Ben las den Bericht zweimal. Das erste Mal auf die Worte hin. Das zweite Mal, um zu sehen, ob die Worte sich bewegen würden, so wie Worte es manchmal tun, wenn man sie schlimm genug falsch gelesen hat, um Gnade zu brauchen. Sie bewegten sich nicht. KNRM, sagte der Briefkopf, und ein Datum, und ein Stempel, an einer Ecke weich geworden, und ein Name, der Corries Name war, bevor er irgendjemandes Witz über ihre Serie war. Er schloss den Ordner, ohne ihn zu fotografieren. Den Korridor hinunter klingelte irgendjemandes Telefon, und niemand ging hin, und Ben saß eine Weile damit, weil es, genau in diesem Moment, wie die korrekte Menge an Lärm für den Raum schien.
Der Lesesaal fuhr fort, um ihn herum ein Lesesaal zu sein.
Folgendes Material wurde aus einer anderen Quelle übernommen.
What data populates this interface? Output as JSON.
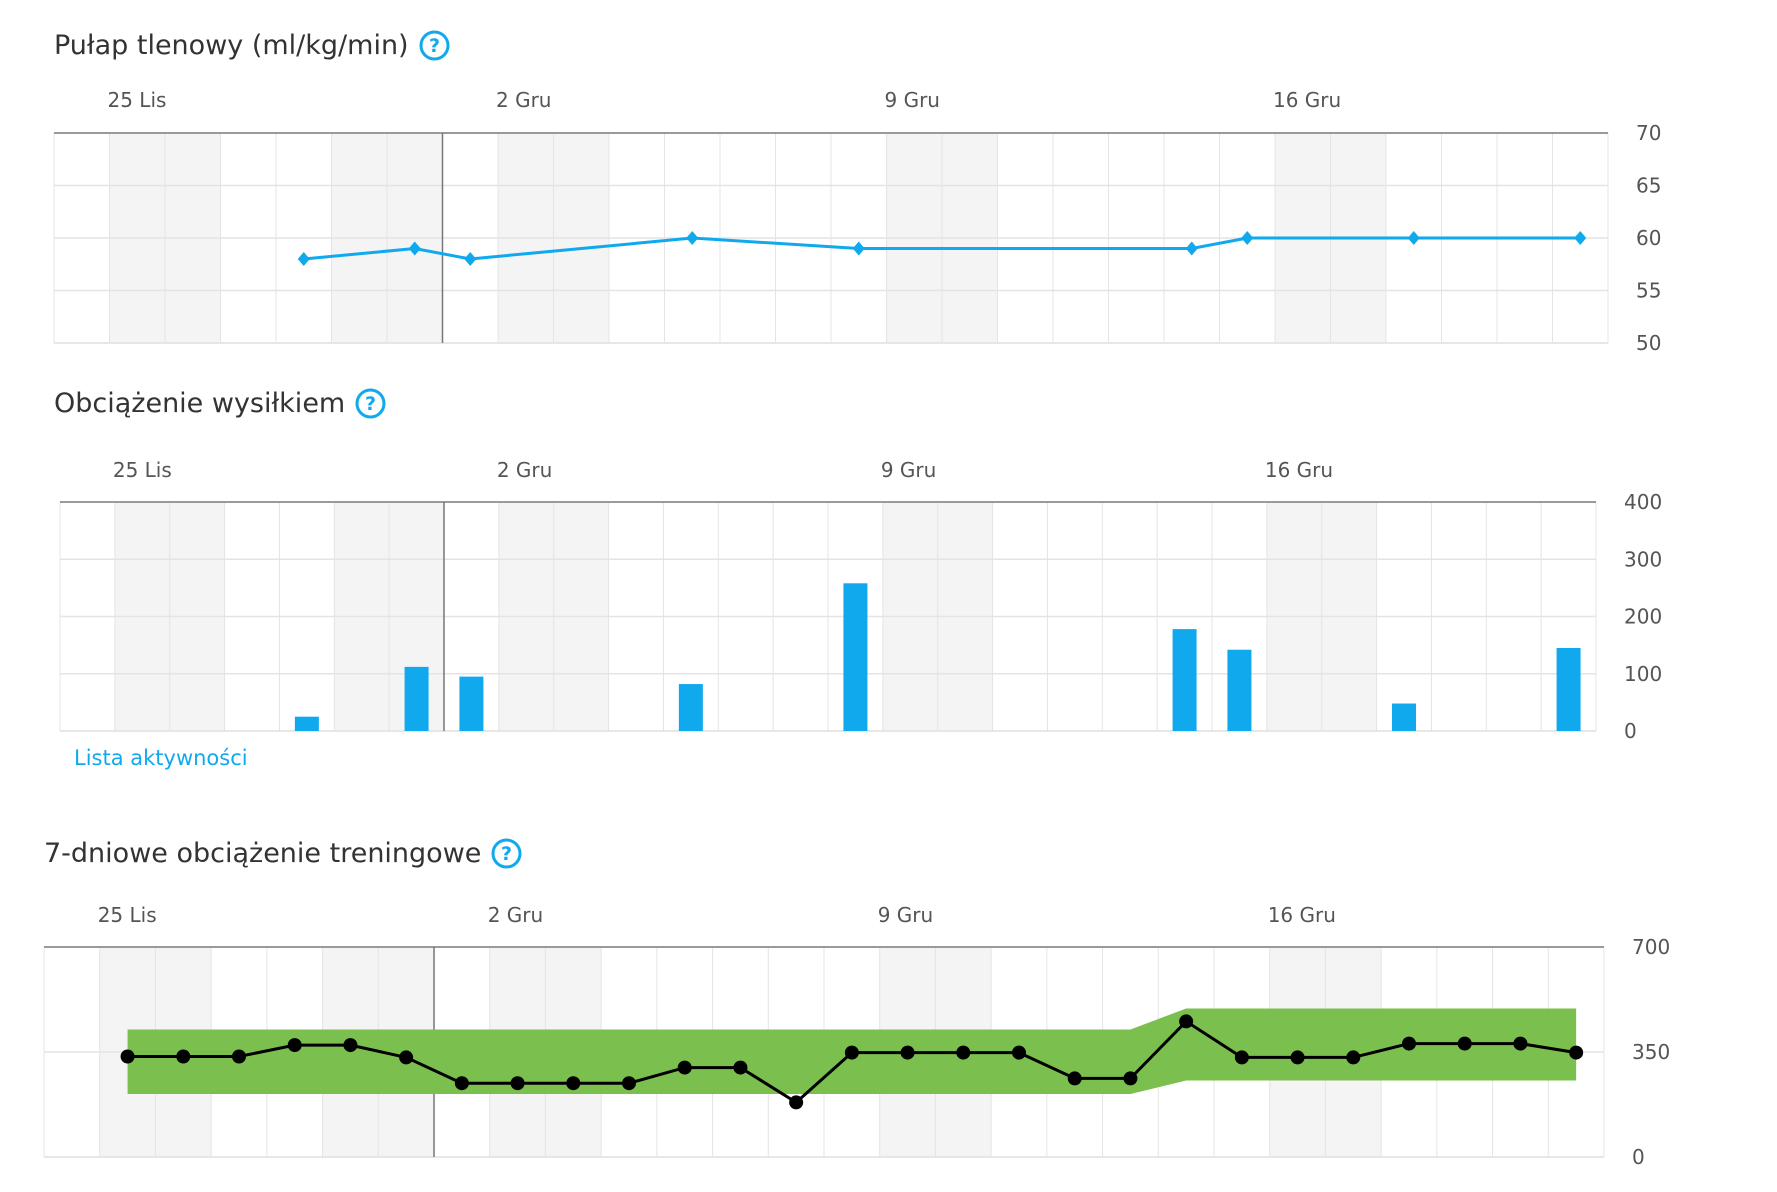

Eine Seite wurde umgeblättert, drei Tische entfernt. Ein Stuhl scharrte irgendwo hinter ihm. Den Korridor hinunter hörte das unbeantwortete Telefon endlich auf. Irgendwo weiter entfernt öffnete und schloss sich eine Tür, und eine Stimme sagte etwas Gedämpftes zu einer anderen Stimme, und keine von beiden wusste, und würde nie wissen, was der Ordner auf Bens Tisch gegenwärtig enthielt.
Er öffnete ihn noch einmal, kurz, nicht um ihn erneut zu lesen, sondern um sich zu vergewissern, so wie man eine Brieftasche ein zweites Mal berührt, nachdem man bereits geprüft hat, dass sie da ist, dass die Worte auf der Seite sich in der Zwischenzeit nicht irgendwie in etwas Erträglicheres umgestellt hatten. Das hatten sie nicht. Er schloss ihn wieder.